La tondeuse ne partait pas et Claude Henri me trouvait de plus en plus stupide. Je criais guns and jokes ! guns and jokes ! et encore, guns and jokes !, pour qu’il sache une fois pour toutes que je ne suis pas Tom Hanks et que moi, je suis du côté des méchants très bien du côté de ceux qui rêvent de guns et de jokes, d’un énorme massacre, pour de vrai. J’ai pris le ton d’une dictatrice irréductible oui, je parlais d’un massacre plaisant, où même Claude Henri aurait trouvé son compte en arrachant mes gros cheveux verts laids : « que les anarchistes arrachent la tête des punks de ce monde, pis que les punks coupent les jambes de tous les hippies d’avant, pis que tous les gothiques se coupent les veines pour de vrai, pis que tout le monde rit de la tuerie, moi la première avec mes jeans troués pis mon cutex rouge, pis que tout le monde crève, les animaux avec ! ».

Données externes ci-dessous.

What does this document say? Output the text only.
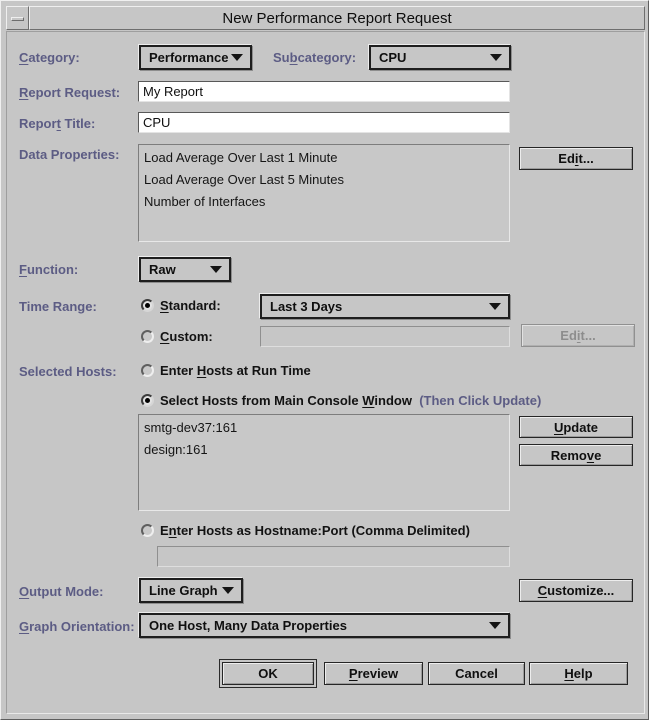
New Performance Report Request
Category:	Performance	Subcategory: CPU
Report Request: My Report
Report Title:	CPU
Data Properties: Load Average Over Last 1 Minute
Load Average Over Last 5 Minutes
Number of Interfaces
Edit...
Function:	Raw
Time Range:	Standard:	Last 3 Days
Custom:	Edit...
Selected Hosts:	Enter Hosts at Run Time
Select Hosts from Main Console Window (Then Click Update)
smtg-dev37:161
design:161
Update
Remove
Enter Hosts as Hostname:Port (Comma Delimited)
Output Mode:	Line Graph	Customize...
Graph Orientation: One Host, Many Data Properties
OK	Preview	Cancel	Help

La tondeuse m’a répondu, elle, je vous jure que mon voisin n’a rien répondu mais que le moteur de ma tondeuse s’est déchaîné d’abord avec son crrrchttt, puis son trrratatapa, et enfin son incroyable vroum à couper les têtes, un son qui vous aurait tous fait perdre la tête ! Ok, ça ne coupait rien d’autre que le gazon et la mauvaise herbe, mais dans ma tête bien sûr que oui, ça coupait les têtes ! C’était ça, les hélices qui se déchaînaient !

– Tu vois ! Ça a rien à voir avec l’essence (je m’emportais) ! Madame la Mort est avec moi pis elle me pardonne, à moi, à chaque fois, parce que j’ai le don avec elle ! J’ai un vrai don et papa le savait très, très bien quand il m’a laissé la tondeuse avant de crever, pis j’peux te dire que c’est pas en faisant le p’tit gentil que tu vas réussir à faire partir une tondeuse !

J’adorais les hélices et j’adorais papa. C’était le signal du vrai real message, l’espèce de go que j’attendais de mon fabuleux « plus rien à perdre » et c’est exactement là que, avec un sourire un peu nouveau et very, very spectacular, j’ai crié à mon vieux voisin que « ok, à c’t’heure, traverse la haie de cèdres, pis amène ta cravate, on va jouer ». Je riais aux éclats. Comme mon voisin traversait me rejoindre, j’éclatais en morceaux de rires, haha, avec le vroum de la tondeuse qui retentissait à des kilomètres, nous étions loin de s’entendre ! Nous étions sourds ! Enfin, le jeu de la cravate : Claude Henri poussait la cravate tout au fond de ma noune, jusqu’à très loin, avec sa bite, et comme il se retirait par moment, la cravate restait profondément dans mon sexe ferme d’adolescente. Je traitais Claude Henri de gros tata-toton-twit et je vous jure que plus il me frappait, plus je me trouvais belle et qu’enfin, il nouait mes gros cheveux verts laids autour de ses poings, sortait l’amour et la langue pour licher ce que j’avais de vert et d’oreille gauche.

Et vous, auriez-vous traversé la haie de cèdres pour venir jouer avec moi ? Vous seriez venus, n’est-ce pas… voir si j’avais de gros cheveux verts laids. Aussi laids que la mauvaise herbe et les pissenlits que la tondeuse dévorait sans hésiter, aussi laids que cette cravate que j’avais profondément et aussi laids que Claude Henri le politicien tout de chair et de cravate que j’avais déniché et que je m’apprêtais à dévoiler aux kodaks de New York oh, oui, j’avais pris note de ne pas avoir peur des avions et de tout raconter à propos de la cravate profonde : « je partirai pour New York demain matin… il ne sera pas trop tard pour passer pendant les nouvelles du midi et pour raconter l’épisode du vous ne devinerez jamais de quelle horrible façon j’ai trouvé ce morceau de cravate de politicien, et moi aussi j’aurai mes trompettes, j’aurai mes quinze secondes de gloire et papa sera fier de moi là où il est, là-bas, je suis sûre qu’ils ont la télé ».